Analysis: 2014 must be better for Ladbrokes
With 2013 proving to be a year to forget for the UK bookmaker, Ladbrokes must demonstrate improvement next year or CEO Richard Glynn could be in trouble
When Ladbrokes announced it had reached an agreement with egaming software supplier Playtech to overhaul its digital business in March, the industry concluded it was onto a winner.
Having been released from its previous agreement with William Hill just two weeks before, Playtech was perfectly poised to reinvigorate an online offering that had clearly been faltering. Ladbrokes’ attempts to develop its own platforms had ground to a halt, and Playtech’s success with Hills lent considerable weight to its market-leading reputation.
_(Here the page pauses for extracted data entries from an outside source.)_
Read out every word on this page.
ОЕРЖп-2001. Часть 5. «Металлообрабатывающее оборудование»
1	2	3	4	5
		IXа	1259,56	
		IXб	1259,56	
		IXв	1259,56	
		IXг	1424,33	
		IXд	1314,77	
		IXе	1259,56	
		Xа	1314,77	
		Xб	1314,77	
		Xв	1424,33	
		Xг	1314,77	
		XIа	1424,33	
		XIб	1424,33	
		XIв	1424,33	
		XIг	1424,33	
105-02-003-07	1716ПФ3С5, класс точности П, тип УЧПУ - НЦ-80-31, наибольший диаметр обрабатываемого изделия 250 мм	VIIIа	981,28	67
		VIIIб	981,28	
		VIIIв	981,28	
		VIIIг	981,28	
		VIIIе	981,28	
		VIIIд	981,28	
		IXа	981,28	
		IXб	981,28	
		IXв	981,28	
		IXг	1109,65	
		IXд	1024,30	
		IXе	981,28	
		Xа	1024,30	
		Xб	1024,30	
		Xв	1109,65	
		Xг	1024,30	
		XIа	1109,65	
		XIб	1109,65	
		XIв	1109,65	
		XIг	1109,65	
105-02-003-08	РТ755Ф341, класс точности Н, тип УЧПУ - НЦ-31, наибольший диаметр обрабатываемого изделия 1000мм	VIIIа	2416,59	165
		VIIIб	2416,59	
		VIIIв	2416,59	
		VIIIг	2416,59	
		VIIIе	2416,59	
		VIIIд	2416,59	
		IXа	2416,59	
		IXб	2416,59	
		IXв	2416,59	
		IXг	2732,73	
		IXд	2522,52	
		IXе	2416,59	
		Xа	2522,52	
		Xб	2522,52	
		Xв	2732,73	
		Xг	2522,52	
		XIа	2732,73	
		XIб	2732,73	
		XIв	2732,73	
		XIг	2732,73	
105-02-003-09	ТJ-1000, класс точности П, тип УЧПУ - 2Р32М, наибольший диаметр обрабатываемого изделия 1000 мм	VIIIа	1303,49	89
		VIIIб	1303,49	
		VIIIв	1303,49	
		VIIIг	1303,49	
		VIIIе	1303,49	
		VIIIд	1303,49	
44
Ladbrokes CEO Richard Glynn was suitably enthused by the deal, citing it to be the “next phase of our reinvigoration”. However the integration has not gone to plan, and both the operator and Glynn now face a tough start to 2014.
This last year has seen three profit warnings and more than 200 jobs come under threat of redundancy as the operator continues to reinvent itself for the digital era. But faith in Ladbrokes rebirth has been dented.
Richard Glynn’s admission that Ladbrokes had underestimated the migration’s disruption to its existing business provided an insight into the relationship between operator and supplier, as did his view that more was expected from Ladbrokes’ Israel-based staff.
Glynn’s position was unsurprisingly questioned, yet an internal rallying call issued to staff in early October sought to galvanise the company in a push to not just meet the revised expectations, but stabilise it prior to delivering growth in 2014.
And with the year ending, the first green shoots of recovery are now beginning to sprout. The operator is now ahead of schedule in its adoption of the Mobenga mobile sportsbook, an integral product considering mobile’s importance as a growth-driving platform.
Ladbrokes will complete the migration of its poker service to Playtech’s iPoker network this month and has now clarified that its players are to feature on the network’s highest tier, which can only help boost a vertical that was down 25% in the six months to 30 June this year.
The Ladbrokes Exchange also launched in recent weeks, with the long term goal of providing an exchange product to take on Betfair. Attempting to scrape some of Betfair’s 92% market share will be a considerable challenge, but a “major” piece of innovation is reserved for early next year.
But Karl Burns, an analyst at Panmure Gordon, says that while the most recent product launches are something of a rally from the operator, it’s one that has been expected. “It’s simply what’s required to be competitive with the likes of William Hill,” Burns adds.
Moves into other regulated markets such as Spain, Australia and a future move into Belgium will also help “ particularly with the UK’s Point of Consumption tax looming “ however again these are ones other operators have already pulled, and the markets remain hugely competitive. “I don’t know whether they’re just trying to reinvent the wheel here,” Burns says.
What remains integral to any Ladbrokes resurgence is the final and most important phases of the Playtech migration, currently hamstrung by the operator’s existing partnership with Microgaming. Playtech’s IMS will enable tools such as a single wallet, customer acquisition and cross-promoting into more profitable verticals, however these are all tools considered standard by Ladbrokes’ rivals.
Ladbrokes is now playing catch-up, with Burns expecting a number of special offers and bonuses designed specifically to entice customers back. The offers are likely to impact on the operator’s top line, but such a hit will be crucial in Ladbrokes’ attempts to increase its player yield. It can’t afford to make any more mistakes in what will be a defining year for the firm. Not everyone is hopeful it can turn things around, however. “It might just be too little, too late,” Burns concludes.